“DREAM: Uncovering Mental Models behind Language Models”, Yuling Gu, Bhavana Dalvi Mishra, Peter Clark2021-12-16 (, ; similar)⁠:

To what extent do language models (LMs) build “mental models” of a scene when answering situated questions (eg. questions about a specific ethical dilemma)? While cognitive science has shown that mental models play a fundamental role in human problem-solving, it is unclear whether the high question-answering performance of existing LMs is backed by similar model building—and if not, whether that can explain their well-known catastrophic failures.

We observed that Macaw, an existing ‘T5: Exploring the Limits of Transfer Learning with a Unified Text-to-Text Transformer’, Raffel et al 2019-based LM, when probed provides somewhat useful but inadequate mental models for situational questions (estimated accuracy=43%, usefulness=21%, consistency=42%).
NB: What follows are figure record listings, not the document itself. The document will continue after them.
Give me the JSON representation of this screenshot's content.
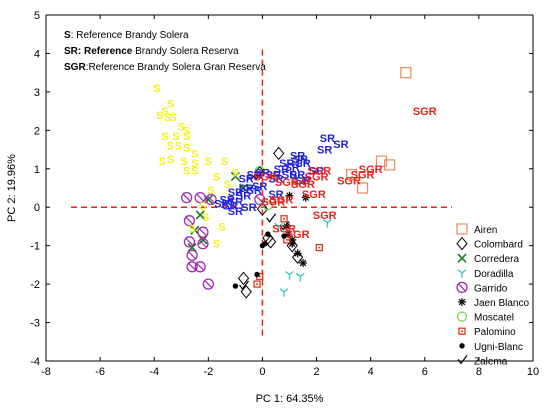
{
  "chart_data": {
    "type": "scatter",
    "xlabel": "PC 1: 64.35%",
    "ylabel": "PC 2: 19.96%",
    "xlim": [
      -8,
      10
    ],
    "ylim": [
      -4,
      5
    ],
    "xticks": [
      -8,
      -6,
      -4,
      -2,
      0,
      2,
      4,
      6,
      8,
      10
    ],
    "yticks": [
      -4,
      -3,
      -2,
      -1,
      0,
      1,
      2,
      3,
      4,
      5
    ],
    "grid": false,
    "reference_lines": {
      "x": 0,
      "y": 0,
      "color": "#e8221c",
      "style": "dashed"
    },
    "annotation_legend": [
      {
        "prefix": "S",
        "text": ": Reference Brandy Solera",
        "color": "#f2f21e"
      },
      {
        "prefix": "SR: Reference",
        "text": " Brandy Solera Reserva",
        "color": "#1f22d6"
      },
      {
        "prefix": "SGR",
        "text": ":Reference Brandy Solera Gran Reserva",
        "color": "#e8221c"
      }
    ],
    "annotations": {
      "S": {
        "label": "S",
        "color": "#f2f21e",
        "points": [
          [
            -3.9,
            3.1
          ],
          [
            -3.8,
            2.4
          ],
          [
            -3.4,
            2.7
          ],
          [
            -3.6,
            2.5
          ],
          [
            -3.5,
            2.35
          ],
          [
            -3.3,
            2.35
          ],
          [
            -3.0,
            2.1
          ],
          [
            -2.8,
            2.0
          ],
          [
            -3.6,
            1.85
          ],
          [
            -3.2,
            1.85
          ],
          [
            -2.8,
            1.85
          ],
          [
            -3.4,
            1.6
          ],
          [
            -3.1,
            1.6
          ],
          [
            -2.8,
            1.55
          ],
          [
            -2.5,
            1.4
          ],
          [
            -3.7,
            1.2
          ],
          [
            -3.4,
            1.25
          ],
          [
            -2.9,
            1.2
          ],
          [
            -2.5,
            1.15
          ],
          [
            -2.0,
            1.2
          ],
          [
            -1.4,
            1.2
          ],
          [
            -2.8,
            0.95
          ],
          [
            -2.5,
            0.95
          ],
          [
            -1.7,
            0.8
          ],
          [
            -1.0,
            0.9
          ],
          [
            -1.3,
            0.6
          ],
          [
            -1.9,
            0.45
          ],
          [
            -2.2,
            0.05
          ],
          [
            -2.1,
            -0.25
          ],
          [
            -1.5,
            -0.5
          ],
          [
            -2.6,
            -0.55
          ],
          [
            -1.7,
            -0.95
          ]
        ]
      },
      "SR": {
        "label": "SR",
        "color": "#1f22d6",
        "points": [
          [
            2.4,
            1.8
          ],
          [
            2.9,
            1.65
          ],
          [
            2.3,
            1.5
          ],
          [
            1.3,
            1.35
          ],
          [
            1.4,
            1.25
          ],
          [
            0.9,
            1.15
          ],
          [
            1.5,
            1.15
          ],
          [
            1.1,
            1.05
          ],
          [
            0.7,
            1.0
          ],
          [
            2.0,
            0.95
          ],
          [
            1.3,
            0.85
          ],
          [
            0.0,
            0.9
          ],
          [
            0.4,
            0.85
          ],
          [
            1.0,
            0.85
          ],
          [
            -0.3,
            0.85
          ],
          [
            0.5,
            0.75
          ],
          [
            -0.6,
            0.75
          ],
          [
            1.5,
            0.7
          ],
          [
            -0.1,
            0.55
          ],
          [
            -0.6,
            0.5
          ],
          [
            -0.3,
            0.45
          ],
          [
            -1.0,
            0.4
          ],
          [
            -0.7,
            0.3
          ],
          [
            -1.3,
            0.2
          ],
          [
            -1.0,
            0.15
          ],
          [
            -1.5,
            0.1
          ],
          [
            -1.2,
            0.05
          ],
          [
            -1.0,
            -0.1
          ],
          [
            0.5,
            0.35
          ],
          [
            -0.5,
            0.0
          ]
        ]
      },
      "SGR": {
        "label": "SGR",
        "color": "#e8221c",
        "points": [
          [
            6.0,
            2.5
          ],
          [
            4.0,
            1.0
          ],
          [
            3.7,
            0.85
          ],
          [
            2.1,
            0.95
          ],
          [
            3.2,
            0.7
          ],
          [
            2.0,
            0.8
          ],
          [
            1.5,
            0.6
          ],
          [
            0.1,
            0.8
          ],
          [
            0.9,
            0.65
          ],
          [
            1.9,
            0.35
          ],
          [
            0.7,
            0.2
          ],
          [
            0.4,
            0.15
          ],
          [
            2.3,
            -0.2
          ],
          [
            1.3,
            -0.7
          ],
          [
            0.8,
            -0.55
          ]
        ]
      }
    },
    "series": [
      {
        "name": "Airen",
        "marker": "square",
        "color": "#ef8a5a",
        "fill": "none",
        "points": [
          [
            5.3,
            3.5
          ],
          [
            4.7,
            1.1
          ],
          [
            4.4,
            1.2
          ],
          [
            3.7,
            0.5
          ],
          [
            3.3,
            0.85
          ]
        ]
      },
      {
        "name": "Colombard",
        "marker": "diamond",
        "color": "#000000",
        "fill": "none",
        "points": [
          [
            0.6,
            1.4
          ],
          [
            -0.1,
            0.9
          ],
          [
            -0.7,
            -1.85
          ],
          [
            -0.6,
            -2.2
          ],
          [
            0.2,
            -0.8
          ],
          [
            0.3,
            -0.9
          ],
          [
            1.3,
            -1.3
          ],
          [
            1.1,
            -1.0
          ],
          [
            0.0,
            -0.05
          ]
        ]
      },
      {
        "name": "Corredera",
        "marker": "x",
        "color": "#1a7a1a",
        "fill": "none",
        "points": [
          [
            -2.2,
            -0.85
          ],
          [
            -2.5,
            -0.6
          ],
          [
            -2.6,
            -1.05
          ],
          [
            -2.3,
            -0.2
          ],
          [
            -2.0,
            0.2
          ],
          [
            -1.0,
            0.8
          ],
          [
            -0.7,
            0.5
          ]
        ]
      },
      {
        "name": "Doradilla",
        "marker": "triangle",
        "color": "#3cc8c8",
        "fill": "none",
        "points": [
          [
            0.8,
            -2.2
          ],
          [
            1.0,
            -1.75
          ],
          [
            2.4,
            -0.4
          ],
          [
            1.4,
            -1.8
          ],
          [
            0.6,
            -0.5
          ]
        ]
      },
      {
        "name": "Garrido",
        "marker": "circle-slash",
        "color": "#a02ab0",
        "fill": "none",
        "points": [
          [
            -2.3,
            0.25
          ],
          [
            -1.9,
            0.2
          ],
          [
            -2.8,
            0.25
          ],
          [
            -2.7,
            -0.35
          ],
          [
            -2.7,
            -0.9
          ],
          [
            -2.2,
            -0.65
          ],
          [
            -2.2,
            -0.95
          ],
          [
            -2.6,
            -1.25
          ],
          [
            -2.6,
            -1.55
          ],
          [
            -2.3,
            -1.55
          ],
          [
            -2.0,
            -2.0
          ],
          [
            -0.1,
            0.2
          ]
        ]
      },
      {
        "name": "Jaen Blanco",
        "marker": "asterisk",
        "color": "#000000",
        "fill": "none",
        "points": [
          [
            1.0,
            0.3
          ],
          [
            1.6,
            0.25
          ],
          [
            0.9,
            -0.5
          ],
          [
            0.95,
            -0.7
          ],
          [
            1.1,
            -0.85
          ],
          [
            1.1,
            -0.95
          ],
          [
            1.5,
            -1.45
          ],
          [
            1.3,
            -1.2
          ]
        ]
      },
      {
        "name": "Moscatel",
        "marker": "circle",
        "color": "#6fd64e",
        "fill": "none",
        "points": [
          [
            -0.1,
            0.95
          ],
          [
            0.2,
            0.05
          ]
        ]
      },
      {
        "name": "Palomino",
        "marker": "square-dot",
        "color": "#d83a1e",
        "fill": "none",
        "points": [
          [
            -0.1,
            -1.8
          ],
          [
            -0.2,
            -2.0
          ],
          [
            1.6,
            0.7
          ],
          [
            0.9,
            -0.85
          ],
          [
            2.1,
            -1.05
          ],
          [
            0.8,
            -0.3
          ]
        ]
      },
      {
        "name": "Ugni-Blanc",
        "marker": "dot",
        "color": "#000000",
        "fill": "#000000",
        "points": [
          [
            -1.0,
            -2.05
          ],
          [
            -0.2,
            -1.75
          ],
          [
            0.0,
            -1.0
          ],
          [
            0.2,
            -0.7
          ],
          [
            0.8,
            -0.75
          ],
          [
            0.1,
            -0.95
          ]
        ]
      },
      {
        "name": "Zalema",
        "marker": "check",
        "color": "#000000",
        "fill": "none",
        "points": [
          [
            -0.2,
            0.8
          ],
          [
            0.3,
            -0.3
          ],
          [
            0.8,
            -0.5
          ],
          [
            -0.7,
            -2.05
          ]
        ]
      }
    ]
  }
}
We propose DREAM, a model that takes a situational question as input to produce a mental model elaborating the situation, without any additional task-specific training data for mental models. It inherits its social commonsense through distant supervision from existing NLP resources.

Our analysis shows that DREAM can produce better mental models (estimated accuracy=67%, usefulness=37%, consistency=71%) compared to Macaw. Finally, mental models generated by DREAM can be used as additional context for situational QA tasks. This additional context improves the answer accuracy of a Macaw zero-shot model by between +1% and +4% (absolute) on 3 different datasets.